LDA

class numpy_ml.lda.LDA(T=10)[source]

Vanilla (non-smoothed) LDA model trained using variational EM. Generates maximum-likelihood estimates for model paramters alpha and beta.

Parameters:

T (int) – Number of topics

Variables:
  • D (int) – Number of documents
  • N (list of length D) – Number of words in each document
  • V (int) – Number of unique word tokens across all documents
  • phi (ndarray of shape (D, N[d], T)) – Variational approximation to word-topic distribution
  • gamma (ndarray of shape (D, T)) – Variational approximation to document-topic distribution
  • alpha (ndarray of shape (1, T)) – Parameter for the Dirichlet prior on the document-topic distribution
  • beta (ndarray of shape (V, T)) – Word-topic distribution
VLB()[source]

Return the variational lower bound associated with the current model parameters.

initialize_parameters()[source]

Provide reasonable initializations for model and variational parameters.

train(corpus, verbose=False, max_iter=1000, tol=5)[source]

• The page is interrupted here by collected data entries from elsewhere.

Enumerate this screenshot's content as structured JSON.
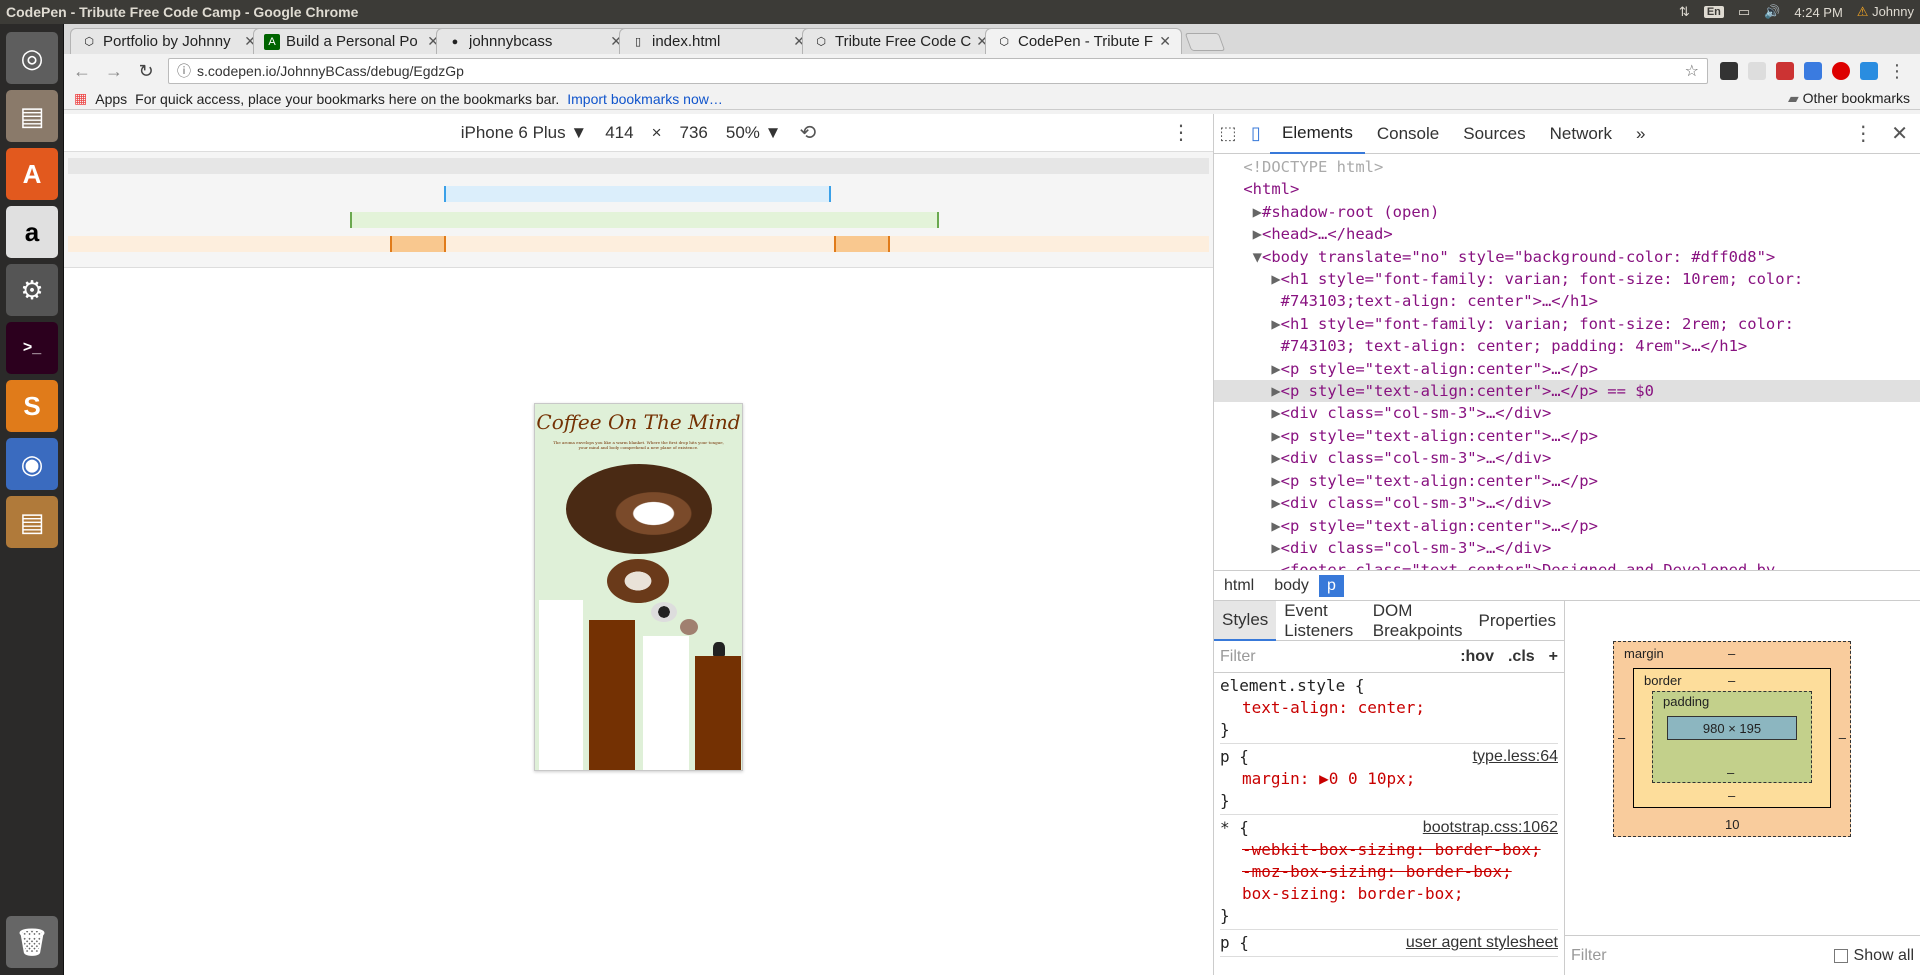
{
  "os_title": "CodePen - Tribute Free Code Camp - Google Chrome",
  "tray": {
    "keyboard": "En",
    "time": "4:24 PM",
    "user": "Johnny"
  },
  "launcher_icons": [
    "ubuntu-logo-icon",
    "files-icon",
    "software-center-icon",
    "amazon-icon",
    "settings-icon",
    "terminal-icon",
    "sublime-text-icon",
    "chrome-icon",
    "files-icon-2",
    "trash-icon"
  ],
  "tabs": [
    {
      "title": "Portfolio by Johnny",
      "favicon": "codepen-icon"
    },
    {
      "title": "Build a Personal Po",
      "favicon": "fcc-icon"
    },
    {
      "title": "johnnybcass",
      "favicon": "github-icon"
    },
    {
      "title": "index.html",
      "favicon": "file-icon"
    },
    {
      "title": "Tribute Free Code C",
      "favicon": "codepen-icon"
    },
    {
      "title": "CodePen - Tribute F",
      "favicon": "codepen-icon"
    }
  ],
  "url": "s.codepen.io/JohnnyBCass/debug/EgdzGp",
  "bookmarks": {
    "apps": "Apps",
    "prompt": "For quick access, place your bookmarks here on the bookmarks bar.",
    "import_link": "Import bookmarks now…",
    "other": "Other bookmarks"
  },
  "device_toolbar": {
    "device": "iPhone 6 Plus",
    "width": "414",
    "times": "×",
    "height": "736",
    "zoom": "50%"
  },
  "page_preview": {
    "heading": "Coffee On The Mind",
    "tagline": "The aroma envelops you like a warm blanket. Where the first drop hits your tongue, your mind and body comprehend a new plane of existence.",
    "bg_color": "#dff0d8",
    "heading_color": "#743103"
  },
  "devtools": {
    "tabs": [
      "Elements",
      "Console",
      "Sources",
      "Network"
    ],
    "more": "»",
    "dom_lines": [
      {
        "indent": 0,
        "arrow": "",
        "text": "<!DOCTYPE html>"
      },
      {
        "indent": 0,
        "arrow": "",
        "text": "<html>"
      },
      {
        "indent": 1,
        "arrow": "▶",
        "text": "#shadow-root (open)"
      },
      {
        "indent": 1,
        "arrow": "▶",
        "text": "<head>…</head>"
      },
      {
        "indent": 1,
        "arrow": "▼",
        "text": "<body translate=\"no\" style=\"background-color: #dff0d8\">"
      },
      {
        "indent": 2,
        "arrow": "▶",
        "text": "<h1 style=\"font-family: varian; font-size: 10rem; color:"
      },
      {
        "indent": 2,
        "arrow": "",
        "text": "#743103;text-align: center\">…</h1>"
      },
      {
        "indent": 2,
        "arrow": "▶",
        "text": "<h1 style=\"font-family: varian; font-size: 2rem; color:"
      },
      {
        "indent": 2,
        "arrow": "",
        "text": "#743103; text-align: center; padding: 4rem\">…</h1>"
      },
      {
        "indent": 2,
        "arrow": "▶",
        "text": "<p style=\"text-align:center\">…</p>"
      },
      {
        "indent": 2,
        "arrow": "▶",
        "text": "<p style=\"text-align:center\">…</p> == $0"
      },
      {
        "indent": 2,
        "arrow": "▶",
        "text": "<div class=\"col-sm-3\">…</div>"
      },
      {
        "indent": 2,
        "arrow": "▶",
        "text": "<p style=\"text-align:center\">…</p>"
      },
      {
        "indent": 2,
        "arrow": "▶",
        "text": "<div class=\"col-sm-3\">…</div>"
      },
      {
        "indent": 2,
        "arrow": "▶",
        "text": "<p style=\"text-align:center\">…</p>"
      },
      {
        "indent": 2,
        "arrow": "▶",
        "text": "<div class=\"col-sm-3\">…</div>"
      },
      {
        "indent": 2,
        "arrow": "▶",
        "text": "<p style=\"text-align:center\">…</p>"
      },
      {
        "indent": 2,
        "arrow": "▶",
        "text": "<div class=\"col-sm-3\">…</div>"
      },
      {
        "indent": 2,
        "arrow": "",
        "text": "<footer class=\"text-center\">Designed and Developed by"
      }
    ],
    "selected_line": 10,
    "breadcrumbs": [
      "html",
      "body",
      "p"
    ],
    "style_tabs": [
      "Styles",
      "Event Listeners",
      "DOM Breakpoints",
      "Properties"
    ],
    "filter_placeholder": "Filter",
    "hov": ":hov",
    "cls": ".cls",
    "plus": "+",
    "rules": [
      {
        "selector": "element.style {",
        "source": "",
        "props": [
          {
            "name": "text-align",
            "value": "center;",
            "strike": false
          }
        ]
      },
      {
        "selector": "p {",
        "source": "type.less:64",
        "props": [
          {
            "name": "margin",
            "value": "▶0 0 10px;",
            "strike": false
          }
        ]
      },
      {
        "selector": "* {",
        "source": "bootstrap.css:1062",
        "props": [
          {
            "name": "-webkit-box-sizing",
            "value": "border-box;",
            "strike": true
          },
          {
            "name": "-moz-box-sizing",
            "value": "border-box;",
            "strike": true
          },
          {
            "name": "box-sizing",
            "value": "border-box;",
            "strike": false
          }
        ]
      },
      {
        "selector": "p {",
        "source": "user agent stylesheet",
        "props": []
      }
    ],
    "box_model": {
      "margin_label": "margin",
      "border_label": "border",
      "padding_label": "padding",
      "content": "980 × 195",
      "dash": "–",
      "margin_bottom": "10"
    },
    "bm_filter": "Filter",
    "show_all": "Show all"
  }
}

Train the LDA model on a corpus of documents (bags of words).

Parameters:
  • corpus (list of length D) – A list of lists, with each sublist containing the tokenized text of a single document.
  • verbose (bool) – Whether to print the VLB at each training iteration. Default is True.
  • max_iter (int) – The maximum number of training iterations to perform before breaking. Default is 1000.
  • tol (int) – Break the training loop if the difference betwen the VLB on the current iteration and the previous iteration is less than tol. Default is 5.